The Mother and Baby Unit at The Mount is an eight bed unit. It’s a regional service covering the whole of Yorkshire and Humber. So it allows for admission of the mother along with her baby if admission is required and the needs of the mother and baby can’t be met at home.
But when mothers are admitted to the Mother and Baby Unit, they’ll be shown around the ward. They’ll be introduced to the staff and any other mothers that are on the unit at the time. They’ll be shown the different facilities that we have and made to feel as comfortable as they can.
We have a play area, we have a quiet space that isn’t the same as the communal lounge, it’s a bit quieter, we have a lovely conservatory, we have a small outdoor area, a communal lounge, a dining room that’s quite large with space and it’s just really a unit that’s designed for mums to have babies with them.
The care plan is a really essential part for our mums when they come to the unit. Each mum is assigned a nursery nurse and we create that care plan and the rest of the team follows by it. They are very person-centred and it’s very much based on the needs of the mother. When they’re first admitted they may require a high level of support. The support is gradually reduced as they become more confident and are able to do more for their babies. The ongoing care plan will be updated regularly and discharge plans will gradually be put in place. Once mothers are discharged, they’ll be followed up by a community nurse from the perinatal team. The outreach community nurse can see them for up to 3 months, but there’ll also be other involved professionals which will have longer, ongoing input.
A question that we may get asked a lot is what happens day-to-day on the unit. Sometimes it’s really important, you know, for mums to wake up and have a structure and know what they’re going to do for the rest of the day. Equally it’s really important to have that space to have, either with the babies or on their own as well.

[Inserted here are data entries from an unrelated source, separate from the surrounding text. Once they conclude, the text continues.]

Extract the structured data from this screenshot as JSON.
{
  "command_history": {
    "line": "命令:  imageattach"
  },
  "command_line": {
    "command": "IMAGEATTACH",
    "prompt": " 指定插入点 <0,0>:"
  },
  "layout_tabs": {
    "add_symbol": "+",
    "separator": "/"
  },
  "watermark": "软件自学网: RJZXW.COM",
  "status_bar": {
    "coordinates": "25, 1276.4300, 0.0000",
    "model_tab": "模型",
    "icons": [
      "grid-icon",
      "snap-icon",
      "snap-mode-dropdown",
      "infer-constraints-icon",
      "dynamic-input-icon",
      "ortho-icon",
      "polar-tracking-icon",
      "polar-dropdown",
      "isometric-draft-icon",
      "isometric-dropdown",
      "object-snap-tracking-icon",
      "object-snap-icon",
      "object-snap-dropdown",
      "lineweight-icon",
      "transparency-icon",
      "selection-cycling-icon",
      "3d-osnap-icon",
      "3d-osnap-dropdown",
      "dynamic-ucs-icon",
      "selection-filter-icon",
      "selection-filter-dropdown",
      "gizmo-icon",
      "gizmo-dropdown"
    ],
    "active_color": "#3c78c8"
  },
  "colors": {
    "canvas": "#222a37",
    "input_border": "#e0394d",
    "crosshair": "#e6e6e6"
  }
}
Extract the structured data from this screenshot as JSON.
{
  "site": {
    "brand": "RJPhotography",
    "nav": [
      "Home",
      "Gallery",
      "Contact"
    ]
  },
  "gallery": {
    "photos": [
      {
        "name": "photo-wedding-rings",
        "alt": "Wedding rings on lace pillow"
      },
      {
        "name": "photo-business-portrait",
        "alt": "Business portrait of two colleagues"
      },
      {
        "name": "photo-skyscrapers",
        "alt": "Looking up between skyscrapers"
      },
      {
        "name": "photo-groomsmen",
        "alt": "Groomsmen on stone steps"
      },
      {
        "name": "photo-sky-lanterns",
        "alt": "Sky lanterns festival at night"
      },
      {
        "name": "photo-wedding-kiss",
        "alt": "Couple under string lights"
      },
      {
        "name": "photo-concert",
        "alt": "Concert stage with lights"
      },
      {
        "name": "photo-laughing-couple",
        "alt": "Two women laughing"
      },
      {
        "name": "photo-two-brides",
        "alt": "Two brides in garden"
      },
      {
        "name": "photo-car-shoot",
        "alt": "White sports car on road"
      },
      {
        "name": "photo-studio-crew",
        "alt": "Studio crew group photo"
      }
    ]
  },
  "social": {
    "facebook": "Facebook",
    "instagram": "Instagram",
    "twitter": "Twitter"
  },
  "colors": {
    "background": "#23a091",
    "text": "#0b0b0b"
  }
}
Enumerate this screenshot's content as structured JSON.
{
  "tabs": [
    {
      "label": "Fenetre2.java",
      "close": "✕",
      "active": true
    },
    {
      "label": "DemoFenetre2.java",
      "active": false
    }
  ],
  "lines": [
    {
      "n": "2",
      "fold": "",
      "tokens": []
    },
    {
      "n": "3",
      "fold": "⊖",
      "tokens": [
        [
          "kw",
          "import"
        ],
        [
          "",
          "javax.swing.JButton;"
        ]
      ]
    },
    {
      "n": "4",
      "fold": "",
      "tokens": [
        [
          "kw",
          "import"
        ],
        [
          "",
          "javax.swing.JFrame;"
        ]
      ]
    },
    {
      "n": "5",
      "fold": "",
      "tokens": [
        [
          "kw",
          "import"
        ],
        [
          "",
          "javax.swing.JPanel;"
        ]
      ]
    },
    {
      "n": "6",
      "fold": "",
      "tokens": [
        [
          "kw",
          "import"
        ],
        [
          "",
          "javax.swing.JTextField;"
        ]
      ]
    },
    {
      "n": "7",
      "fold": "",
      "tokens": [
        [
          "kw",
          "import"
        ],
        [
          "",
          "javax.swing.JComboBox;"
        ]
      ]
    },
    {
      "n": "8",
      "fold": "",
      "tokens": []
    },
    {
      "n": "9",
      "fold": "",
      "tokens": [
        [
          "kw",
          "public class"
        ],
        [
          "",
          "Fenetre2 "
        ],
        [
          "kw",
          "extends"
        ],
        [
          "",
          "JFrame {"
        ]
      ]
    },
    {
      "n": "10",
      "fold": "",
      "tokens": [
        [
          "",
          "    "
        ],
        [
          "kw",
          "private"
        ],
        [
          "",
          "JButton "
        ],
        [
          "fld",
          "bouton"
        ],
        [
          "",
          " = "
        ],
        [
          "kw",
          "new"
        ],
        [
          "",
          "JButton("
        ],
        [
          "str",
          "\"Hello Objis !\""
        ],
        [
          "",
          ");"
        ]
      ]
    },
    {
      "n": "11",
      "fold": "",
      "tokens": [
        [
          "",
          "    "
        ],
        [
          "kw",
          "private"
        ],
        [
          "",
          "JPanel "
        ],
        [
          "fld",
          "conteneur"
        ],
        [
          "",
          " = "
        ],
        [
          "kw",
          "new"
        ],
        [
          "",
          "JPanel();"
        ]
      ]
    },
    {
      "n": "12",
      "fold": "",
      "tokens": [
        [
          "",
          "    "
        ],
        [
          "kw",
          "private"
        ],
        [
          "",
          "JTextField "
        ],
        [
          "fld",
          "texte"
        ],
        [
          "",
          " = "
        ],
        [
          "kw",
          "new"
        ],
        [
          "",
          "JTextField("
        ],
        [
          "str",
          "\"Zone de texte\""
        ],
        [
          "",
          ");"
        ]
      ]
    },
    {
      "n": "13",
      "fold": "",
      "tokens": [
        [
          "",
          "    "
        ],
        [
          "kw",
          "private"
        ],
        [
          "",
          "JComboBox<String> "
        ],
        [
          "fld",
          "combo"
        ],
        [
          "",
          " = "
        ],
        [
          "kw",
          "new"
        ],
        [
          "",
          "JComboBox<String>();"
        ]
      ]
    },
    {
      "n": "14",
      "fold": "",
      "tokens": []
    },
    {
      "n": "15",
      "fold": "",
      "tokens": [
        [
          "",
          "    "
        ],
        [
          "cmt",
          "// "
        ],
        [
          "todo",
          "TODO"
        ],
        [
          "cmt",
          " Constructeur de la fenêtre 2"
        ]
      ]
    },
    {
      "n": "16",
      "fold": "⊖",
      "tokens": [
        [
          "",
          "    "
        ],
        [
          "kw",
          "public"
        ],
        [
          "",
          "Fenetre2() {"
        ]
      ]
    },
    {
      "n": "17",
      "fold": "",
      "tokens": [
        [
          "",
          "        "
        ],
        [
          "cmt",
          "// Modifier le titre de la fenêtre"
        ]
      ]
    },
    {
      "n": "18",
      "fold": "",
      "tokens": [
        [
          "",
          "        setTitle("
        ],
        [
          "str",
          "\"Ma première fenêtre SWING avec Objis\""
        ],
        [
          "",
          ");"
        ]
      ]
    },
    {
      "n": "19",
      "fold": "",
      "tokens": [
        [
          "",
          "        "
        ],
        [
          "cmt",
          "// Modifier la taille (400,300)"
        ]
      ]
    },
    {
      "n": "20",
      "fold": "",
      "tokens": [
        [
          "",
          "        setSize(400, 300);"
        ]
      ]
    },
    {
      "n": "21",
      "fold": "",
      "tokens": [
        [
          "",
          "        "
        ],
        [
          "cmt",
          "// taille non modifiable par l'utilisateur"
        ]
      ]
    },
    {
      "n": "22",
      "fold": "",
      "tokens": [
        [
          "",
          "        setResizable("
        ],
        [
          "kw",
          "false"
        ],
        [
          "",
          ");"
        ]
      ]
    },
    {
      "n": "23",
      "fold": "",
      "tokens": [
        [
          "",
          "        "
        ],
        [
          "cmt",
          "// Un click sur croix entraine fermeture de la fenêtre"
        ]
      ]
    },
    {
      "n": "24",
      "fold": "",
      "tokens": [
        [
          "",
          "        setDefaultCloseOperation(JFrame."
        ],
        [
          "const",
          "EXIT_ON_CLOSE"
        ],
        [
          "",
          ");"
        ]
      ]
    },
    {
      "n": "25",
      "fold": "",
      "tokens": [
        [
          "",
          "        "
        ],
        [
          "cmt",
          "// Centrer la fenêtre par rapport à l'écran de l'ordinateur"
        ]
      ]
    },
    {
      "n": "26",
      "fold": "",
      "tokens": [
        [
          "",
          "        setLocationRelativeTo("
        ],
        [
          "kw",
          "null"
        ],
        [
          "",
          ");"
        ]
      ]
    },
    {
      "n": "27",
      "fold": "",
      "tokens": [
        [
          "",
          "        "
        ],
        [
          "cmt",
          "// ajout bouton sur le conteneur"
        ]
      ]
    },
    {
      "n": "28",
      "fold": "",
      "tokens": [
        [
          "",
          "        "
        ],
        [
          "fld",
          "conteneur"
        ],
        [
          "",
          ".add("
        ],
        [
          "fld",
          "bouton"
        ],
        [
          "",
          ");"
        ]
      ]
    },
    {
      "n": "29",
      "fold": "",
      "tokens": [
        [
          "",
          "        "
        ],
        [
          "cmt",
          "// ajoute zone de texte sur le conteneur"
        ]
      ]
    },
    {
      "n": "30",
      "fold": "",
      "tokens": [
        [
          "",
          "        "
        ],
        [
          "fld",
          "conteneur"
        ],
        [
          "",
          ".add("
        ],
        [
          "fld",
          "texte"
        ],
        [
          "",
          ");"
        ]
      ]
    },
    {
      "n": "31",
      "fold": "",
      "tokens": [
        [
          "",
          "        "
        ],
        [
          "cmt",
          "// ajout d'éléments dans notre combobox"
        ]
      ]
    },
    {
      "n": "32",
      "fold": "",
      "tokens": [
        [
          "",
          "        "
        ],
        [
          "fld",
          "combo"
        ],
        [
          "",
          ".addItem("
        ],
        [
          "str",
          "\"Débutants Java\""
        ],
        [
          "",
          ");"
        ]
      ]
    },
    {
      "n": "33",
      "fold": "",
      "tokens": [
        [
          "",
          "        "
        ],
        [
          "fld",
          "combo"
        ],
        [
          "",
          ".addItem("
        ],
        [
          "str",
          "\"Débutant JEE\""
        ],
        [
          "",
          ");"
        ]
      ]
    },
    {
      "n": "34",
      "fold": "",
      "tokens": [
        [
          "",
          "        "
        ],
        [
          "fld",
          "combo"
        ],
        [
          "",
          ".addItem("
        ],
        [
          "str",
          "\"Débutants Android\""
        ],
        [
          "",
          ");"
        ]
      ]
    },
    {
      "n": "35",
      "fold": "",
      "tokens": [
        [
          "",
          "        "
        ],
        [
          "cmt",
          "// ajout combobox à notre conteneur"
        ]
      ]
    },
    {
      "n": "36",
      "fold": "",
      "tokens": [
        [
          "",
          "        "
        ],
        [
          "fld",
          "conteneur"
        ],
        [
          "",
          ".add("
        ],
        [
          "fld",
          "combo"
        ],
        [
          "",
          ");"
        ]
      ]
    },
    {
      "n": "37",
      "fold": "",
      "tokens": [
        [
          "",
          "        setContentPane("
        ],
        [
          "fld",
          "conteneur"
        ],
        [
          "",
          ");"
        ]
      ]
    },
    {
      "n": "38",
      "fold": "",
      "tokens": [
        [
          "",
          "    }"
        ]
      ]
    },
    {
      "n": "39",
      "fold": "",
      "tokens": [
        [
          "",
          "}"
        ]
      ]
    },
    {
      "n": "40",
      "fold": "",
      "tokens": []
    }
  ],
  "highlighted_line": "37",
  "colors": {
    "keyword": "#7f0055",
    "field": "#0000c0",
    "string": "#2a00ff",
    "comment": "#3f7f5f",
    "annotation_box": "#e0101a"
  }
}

We’ve just done training in infant massage, we do a creative writing group, we have an outpatient group, we have jabadao, we have a peer volunteer support group, we have staff trained in cognitive behavioural therapy we are training staff at the minute in Dialectical Behavioural Therapy, we have a walking for fitness group because we know there’s the benefit of staying physically fit along with positive mental health and wellbeing. The creative writing group’s run by a writer called Rommi Smith. The main aim of the 6 or 7 week course is empowering women. The staff in the group, we all join in and that I think gives the group quite a good strength, that we’re not sitting back and expecting the mums to share things when we’re not sharing. One of the interventions we use is something called video interaction guidance which involves filming mothers and their baby together and then looking at that together and picking out interactions that are going well, what mother’s picking up on and that can often highlight how well a mother is doing and also ways that that might be enhanced. Often mothers will say they feel like a mother now. A lot of mums say they don’t know how to play with their babies. So we bring them into the playroom and just do it with them, just sit with them, support them and just do that really as many times as it’s needed.
People worry about whether the family will be able to spend time on the ward. We’re very flexible and happy for family to be here for whatever’s helpful for the mum at that time. Where the mum wants the involvement, we encourage fathers, significant other family members to be involved in decision making. The father’s involvement in the process is really important. They can do all the sessions with us, they can do the play sessions, the yoga and the massage. It’s really hard when you have to come into hospital after you’ve had a baby, to be able to be a mum and to think kind of in a normal sort of way about how your baby’s doing and how that new relationship is progressing and getting on. It’s quite a tough experience for a new baby to have to be in hospital with your mum who’s really unwell but what we know, is that the outcomes for mums and for babies are so much better when we can keep the mums and babies together.
We all love seeing people get well, go home and we make it the best experience we can. More people are here at a time in their lives when nobody wants to be in hospital. We know it’s not the perfect environment. It’s a privilege to watch a mother come in, to work with a traumatised family and to see them slowly recover and take those really tentative steps back home again. And what really makes us all smile is when somebody comes back, and mothers do, families do, they come back a couple of years later and this tiny babe in arms that you’ve seen grow, maybe fed, changed their nappy, comes haring, tearing through the unit as a toddler, and you’re just like, yeah, you can’t really put it in words, it’s great yeah.